I am thinking that there must be a more reasonable way to go about this - something that would allow Eclipse and Maven projects to integrate more tightly.

So, what am I missing? What is the recommended setup for this use case? Is there a better alternative? Preferably something that would not require setting a bunch of Nexus and/or p2 repositories?

3

3 Answers

2
votes

It seems like we apply similar strategies. However, I use a nexus mixed repository (having both maven and p2).
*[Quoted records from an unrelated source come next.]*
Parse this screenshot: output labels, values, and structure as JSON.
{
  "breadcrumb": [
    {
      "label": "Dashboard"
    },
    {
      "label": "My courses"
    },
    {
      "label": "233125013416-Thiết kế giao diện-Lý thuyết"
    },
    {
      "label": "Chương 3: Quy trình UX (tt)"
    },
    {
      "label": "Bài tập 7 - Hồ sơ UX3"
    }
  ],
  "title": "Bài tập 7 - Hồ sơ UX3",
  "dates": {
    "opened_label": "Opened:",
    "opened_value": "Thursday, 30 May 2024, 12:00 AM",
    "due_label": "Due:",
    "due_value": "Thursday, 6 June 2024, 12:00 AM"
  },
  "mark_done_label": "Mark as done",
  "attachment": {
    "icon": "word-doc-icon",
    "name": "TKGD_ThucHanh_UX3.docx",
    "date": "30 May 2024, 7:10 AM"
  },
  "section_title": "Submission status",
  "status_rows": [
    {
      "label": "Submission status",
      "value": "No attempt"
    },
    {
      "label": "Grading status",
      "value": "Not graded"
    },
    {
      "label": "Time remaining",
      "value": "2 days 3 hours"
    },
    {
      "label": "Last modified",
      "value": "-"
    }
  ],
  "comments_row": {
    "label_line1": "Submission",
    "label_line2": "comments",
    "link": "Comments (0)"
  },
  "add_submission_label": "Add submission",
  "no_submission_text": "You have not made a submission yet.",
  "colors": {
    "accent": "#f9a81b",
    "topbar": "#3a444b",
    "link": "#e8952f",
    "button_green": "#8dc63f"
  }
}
  1. For unpacking dependencies, I use the maven-dependency-plugin to place them in target/dependency (see below).
    • 1.1. copy-dependencies does what is needed without unpack.
  2. Your source and output is about the same as mine.
    • 2.1. Yes, mvn has to initialize the target/dependencies
  3. I only include the required jars in the MANIFEST, because 1 will retrieve many unnecessary jars.
    • 3.1. I manually select the relevant jars.
    • 3.2. Yes, if the non-Eclipse-managed (maven) projects change (outside of your workspace), then you have to run mvn build to update them.
    • 3.3. A key to making this work, is to:
      • 3.3.1 Deploy your maven and Eclipse projects to a (snapshot) repository. I use http://www.sonatype.org/nexus/ . Thus, when you run maven, it looks at the nexus repository for updates of both maven and Eclipse projects.
  4. Some other notes, which may already be obvious:
    • 4.1. The pom.xml file should only contain non-Eclipse jars as dependencies. (The tycho plugin handles all the Eclipse dependencies, which should be found in your (nexus) repository.)
    • 4.2. Add the dependent jars to the runtime in Eclipse (by editing the plugin.xml runtime)

Maven plugin:

        <plugin>
            <!-- Copy non-Ecipse plugins to target/dependency so that may be referenced 
                for runtime use. -->
            <artifactId>maven-dependency-plugin</artifactId>
            <version>2.1</version>
            <executions>
                <execution>
                    <id>copy-dependencies</id>
                    <goals>
                        <goal>copy-dependencies</goal>
                    </goals>
                    <configuration>
                        <excludeGroupIds>org.XXX</excludeGroupIds>
                    </configuration>
                </execution>
                <execution>
                    <id>classpath</id>
                    <goals>
                        <goal>build-classpath</goal>
                    </goals>
                    <configuration>
                        <fileSeparator>/</fileSeparator>
                        <prefix>target/dependency</prefix>
                        <outputFile>${project.build.directory}/classPath.txt
                        </outputFile>
                    </configuration>
                </execution>
            </executions>
        </plugin>

Example build.properties

bin.includes = META-INF/,
target/classes/,
plugin.xml,
target/dependency/mongo-java-driver-2.11.3.jar

Example manifest (only a subset of jars):

Bundle-ClassPath: .,
target/classes/,
target/dependency/mongo-java-driver-2.11.3.jar
0
votes

You can try maven-bundle-plugin with Embed-Dependency.

See http://wiki.eclipse.org/Tycho/How_Tos/Dependency_on_pom-first_artifacts

The official demo works well. However, i'm still not succeed in using my jar file in this way.

0
votes

The official demo indeed works well and shows the way to embed non-OSGI dependencies, or in other words create OSGI facade for other dependencies.

The way is indeed copying the dependencies manually, making them part of OSGI manifest and exporting packages of interest.

The real problem is however the execution of the dependency plugin from within Eclipse.

Is simply doesn't run, even with respective M2E connector thus blocking discovery and PDE class-path resolution.